Montessori spoke of “self-education” to refer to the active participation of students in their own learning. In this sense, the role of teachers is related more to preparation, supervision, and help, as we will see later.

  1. Classrooms for age groups

A very important aspect of the Montessori method is the fact that it is recommended that the classrooms contain a high number of students and that they have different ages, although they are divided by age groups because of the specificities of the development in each period. Generally, the separation is carried out in groups of 3 years (for example from 6 to 9).

This is because Montessori argued that there are sensitive periods in which children have a greater facility to acquire some or other types of skills and knowledge. Thus, in early childhood, it is important to develop language or the senses, while abstract thinking is encouraged especially after age 6.

  1. Collaborative learning and play

Since students are free to choose how they are educated, they will often decide to collaborate with their classmates. This allows peer tutoring, is especially relevant in relation to the game (which plays important roles in sociocultural development) and must be promoted by the faculty.

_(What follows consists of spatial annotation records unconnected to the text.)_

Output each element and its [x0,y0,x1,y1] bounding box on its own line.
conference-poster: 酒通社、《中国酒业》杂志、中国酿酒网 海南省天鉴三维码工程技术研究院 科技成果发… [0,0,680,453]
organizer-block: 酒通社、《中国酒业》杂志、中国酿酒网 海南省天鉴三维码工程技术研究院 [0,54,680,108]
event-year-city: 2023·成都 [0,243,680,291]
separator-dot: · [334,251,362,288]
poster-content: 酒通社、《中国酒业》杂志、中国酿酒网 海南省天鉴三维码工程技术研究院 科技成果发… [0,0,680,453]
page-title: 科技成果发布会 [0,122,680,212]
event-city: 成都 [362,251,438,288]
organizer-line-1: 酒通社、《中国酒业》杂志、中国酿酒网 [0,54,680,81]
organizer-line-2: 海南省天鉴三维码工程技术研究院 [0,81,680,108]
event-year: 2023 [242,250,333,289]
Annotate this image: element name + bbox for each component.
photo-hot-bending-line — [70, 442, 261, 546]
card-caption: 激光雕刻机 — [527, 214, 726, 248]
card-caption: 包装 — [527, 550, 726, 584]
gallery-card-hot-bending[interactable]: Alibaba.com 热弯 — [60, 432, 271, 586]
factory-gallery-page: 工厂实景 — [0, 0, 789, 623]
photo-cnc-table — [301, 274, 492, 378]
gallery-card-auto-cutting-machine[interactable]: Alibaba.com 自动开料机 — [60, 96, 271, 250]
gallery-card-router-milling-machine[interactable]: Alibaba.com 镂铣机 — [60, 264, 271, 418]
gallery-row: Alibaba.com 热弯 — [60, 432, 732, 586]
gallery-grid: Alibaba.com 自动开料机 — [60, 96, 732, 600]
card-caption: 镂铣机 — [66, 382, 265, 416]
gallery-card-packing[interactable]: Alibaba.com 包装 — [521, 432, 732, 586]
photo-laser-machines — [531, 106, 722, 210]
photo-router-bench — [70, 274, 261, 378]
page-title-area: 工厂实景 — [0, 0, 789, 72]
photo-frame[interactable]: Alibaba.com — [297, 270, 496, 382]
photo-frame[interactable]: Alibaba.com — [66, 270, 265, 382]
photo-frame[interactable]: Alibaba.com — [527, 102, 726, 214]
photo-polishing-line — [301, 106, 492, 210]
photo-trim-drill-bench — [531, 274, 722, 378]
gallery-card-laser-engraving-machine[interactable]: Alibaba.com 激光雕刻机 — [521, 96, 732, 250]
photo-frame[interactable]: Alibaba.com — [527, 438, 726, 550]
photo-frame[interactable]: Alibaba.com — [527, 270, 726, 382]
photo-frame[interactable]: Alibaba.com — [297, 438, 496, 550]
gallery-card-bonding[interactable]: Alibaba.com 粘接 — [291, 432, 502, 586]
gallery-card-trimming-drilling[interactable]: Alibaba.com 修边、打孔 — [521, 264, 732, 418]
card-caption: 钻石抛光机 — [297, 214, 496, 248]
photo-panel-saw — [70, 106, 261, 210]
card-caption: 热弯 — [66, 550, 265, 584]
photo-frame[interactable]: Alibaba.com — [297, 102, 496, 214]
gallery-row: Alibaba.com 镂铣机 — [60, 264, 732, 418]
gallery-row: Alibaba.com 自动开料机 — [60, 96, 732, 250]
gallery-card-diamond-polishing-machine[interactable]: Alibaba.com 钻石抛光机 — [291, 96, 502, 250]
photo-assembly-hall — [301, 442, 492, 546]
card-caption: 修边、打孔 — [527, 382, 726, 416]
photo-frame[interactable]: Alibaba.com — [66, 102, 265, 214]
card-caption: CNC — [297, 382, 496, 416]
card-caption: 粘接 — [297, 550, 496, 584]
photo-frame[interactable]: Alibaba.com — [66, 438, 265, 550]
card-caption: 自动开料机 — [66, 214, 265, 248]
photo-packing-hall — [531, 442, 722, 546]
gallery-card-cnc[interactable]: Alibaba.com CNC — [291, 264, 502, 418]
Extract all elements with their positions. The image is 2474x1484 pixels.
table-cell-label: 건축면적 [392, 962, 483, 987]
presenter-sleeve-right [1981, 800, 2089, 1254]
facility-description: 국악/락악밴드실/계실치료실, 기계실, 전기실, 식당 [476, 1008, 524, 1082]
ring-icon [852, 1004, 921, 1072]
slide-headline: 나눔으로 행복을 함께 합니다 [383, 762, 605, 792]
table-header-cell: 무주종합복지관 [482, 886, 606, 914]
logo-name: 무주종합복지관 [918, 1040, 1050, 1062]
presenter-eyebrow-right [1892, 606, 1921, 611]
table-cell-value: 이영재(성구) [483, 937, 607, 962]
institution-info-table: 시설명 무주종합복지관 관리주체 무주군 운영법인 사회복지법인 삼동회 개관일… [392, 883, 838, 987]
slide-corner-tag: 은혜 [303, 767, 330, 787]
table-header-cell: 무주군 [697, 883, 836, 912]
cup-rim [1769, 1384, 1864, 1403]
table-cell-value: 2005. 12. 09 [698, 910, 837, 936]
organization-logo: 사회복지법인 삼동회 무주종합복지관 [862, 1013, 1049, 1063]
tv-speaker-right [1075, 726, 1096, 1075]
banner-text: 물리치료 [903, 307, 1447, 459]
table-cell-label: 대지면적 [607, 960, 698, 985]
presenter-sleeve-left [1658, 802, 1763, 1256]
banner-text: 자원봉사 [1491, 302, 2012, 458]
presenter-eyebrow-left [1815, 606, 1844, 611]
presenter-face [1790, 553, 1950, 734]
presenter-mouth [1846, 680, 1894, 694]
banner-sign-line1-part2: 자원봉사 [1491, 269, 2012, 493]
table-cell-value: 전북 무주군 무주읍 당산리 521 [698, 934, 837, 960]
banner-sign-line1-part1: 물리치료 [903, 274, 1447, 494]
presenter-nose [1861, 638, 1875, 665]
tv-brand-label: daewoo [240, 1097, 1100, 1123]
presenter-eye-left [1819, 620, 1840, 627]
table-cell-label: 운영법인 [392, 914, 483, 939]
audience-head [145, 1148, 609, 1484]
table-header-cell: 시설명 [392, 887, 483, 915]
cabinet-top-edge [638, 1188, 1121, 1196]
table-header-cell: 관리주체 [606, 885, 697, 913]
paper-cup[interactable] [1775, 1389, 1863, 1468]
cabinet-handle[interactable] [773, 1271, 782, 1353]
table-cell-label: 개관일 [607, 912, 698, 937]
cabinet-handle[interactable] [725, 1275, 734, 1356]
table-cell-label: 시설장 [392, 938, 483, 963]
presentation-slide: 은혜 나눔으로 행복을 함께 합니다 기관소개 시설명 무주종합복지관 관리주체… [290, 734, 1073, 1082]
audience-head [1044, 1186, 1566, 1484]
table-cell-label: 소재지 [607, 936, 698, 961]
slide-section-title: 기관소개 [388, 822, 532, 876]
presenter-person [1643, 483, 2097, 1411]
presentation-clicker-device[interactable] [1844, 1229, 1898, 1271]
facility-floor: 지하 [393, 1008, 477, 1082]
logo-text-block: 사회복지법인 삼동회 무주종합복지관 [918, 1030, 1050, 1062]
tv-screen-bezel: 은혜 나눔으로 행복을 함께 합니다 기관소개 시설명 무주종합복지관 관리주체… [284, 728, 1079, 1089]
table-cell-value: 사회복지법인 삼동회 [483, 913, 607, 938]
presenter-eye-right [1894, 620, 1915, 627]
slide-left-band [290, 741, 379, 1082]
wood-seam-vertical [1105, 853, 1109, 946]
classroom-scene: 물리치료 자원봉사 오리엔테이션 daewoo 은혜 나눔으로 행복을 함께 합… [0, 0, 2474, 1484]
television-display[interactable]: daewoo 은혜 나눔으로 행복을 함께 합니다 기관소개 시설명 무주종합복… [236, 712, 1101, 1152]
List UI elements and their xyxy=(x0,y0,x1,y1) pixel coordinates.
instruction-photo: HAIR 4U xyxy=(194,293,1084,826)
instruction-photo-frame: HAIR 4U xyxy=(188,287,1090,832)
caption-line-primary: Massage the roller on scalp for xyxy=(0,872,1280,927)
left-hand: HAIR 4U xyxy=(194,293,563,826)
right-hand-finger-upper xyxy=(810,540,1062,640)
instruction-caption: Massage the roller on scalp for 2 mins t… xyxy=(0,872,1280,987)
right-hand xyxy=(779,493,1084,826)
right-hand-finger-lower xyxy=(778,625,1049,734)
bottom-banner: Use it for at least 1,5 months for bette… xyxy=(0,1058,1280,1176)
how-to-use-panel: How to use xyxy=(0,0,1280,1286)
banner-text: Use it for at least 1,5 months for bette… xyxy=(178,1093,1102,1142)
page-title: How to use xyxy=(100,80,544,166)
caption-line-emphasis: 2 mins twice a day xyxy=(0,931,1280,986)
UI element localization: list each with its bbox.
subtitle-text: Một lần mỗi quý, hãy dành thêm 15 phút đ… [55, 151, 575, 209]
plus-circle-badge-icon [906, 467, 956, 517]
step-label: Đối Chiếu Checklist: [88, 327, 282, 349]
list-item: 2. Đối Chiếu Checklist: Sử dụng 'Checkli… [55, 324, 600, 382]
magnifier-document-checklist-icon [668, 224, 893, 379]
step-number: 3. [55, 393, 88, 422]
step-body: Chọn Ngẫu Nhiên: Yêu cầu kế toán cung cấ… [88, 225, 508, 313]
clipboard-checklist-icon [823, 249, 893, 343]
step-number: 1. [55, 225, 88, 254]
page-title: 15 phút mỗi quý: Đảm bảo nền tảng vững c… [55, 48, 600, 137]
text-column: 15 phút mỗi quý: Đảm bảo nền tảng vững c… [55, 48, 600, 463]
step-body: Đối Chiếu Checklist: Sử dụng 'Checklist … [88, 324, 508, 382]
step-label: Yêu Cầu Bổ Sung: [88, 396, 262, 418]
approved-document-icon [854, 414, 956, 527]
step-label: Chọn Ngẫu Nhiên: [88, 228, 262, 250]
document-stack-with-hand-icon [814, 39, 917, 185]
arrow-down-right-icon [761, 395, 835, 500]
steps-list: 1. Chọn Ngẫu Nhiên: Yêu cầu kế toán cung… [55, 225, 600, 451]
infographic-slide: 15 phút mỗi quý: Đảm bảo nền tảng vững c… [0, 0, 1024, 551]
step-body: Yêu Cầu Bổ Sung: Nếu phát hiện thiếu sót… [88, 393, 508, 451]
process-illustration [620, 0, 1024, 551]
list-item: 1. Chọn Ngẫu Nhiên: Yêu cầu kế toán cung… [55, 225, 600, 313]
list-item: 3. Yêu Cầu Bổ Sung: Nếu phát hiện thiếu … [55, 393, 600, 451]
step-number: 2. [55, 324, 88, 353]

  1. Classes without interruptions

Another of the most characteristic features of the Montessori method is the presence of classes of 3 hours uninterrupted. Since they are based mainly on self-direction on the part of students, they should be much less bored than in traditional teaching; what is sought is to favor the achievement of a state of concentration that enhances learning.

  1. Teacher as a guide and supervisor

In the Montessori method, the teacher guides the learning of the students avoiding hindering their process of self-education. Thus, their roles are related to the preparation of the academic environment, the observation of children to promote individualized learning, the introduction of new educational materials or the provision of information.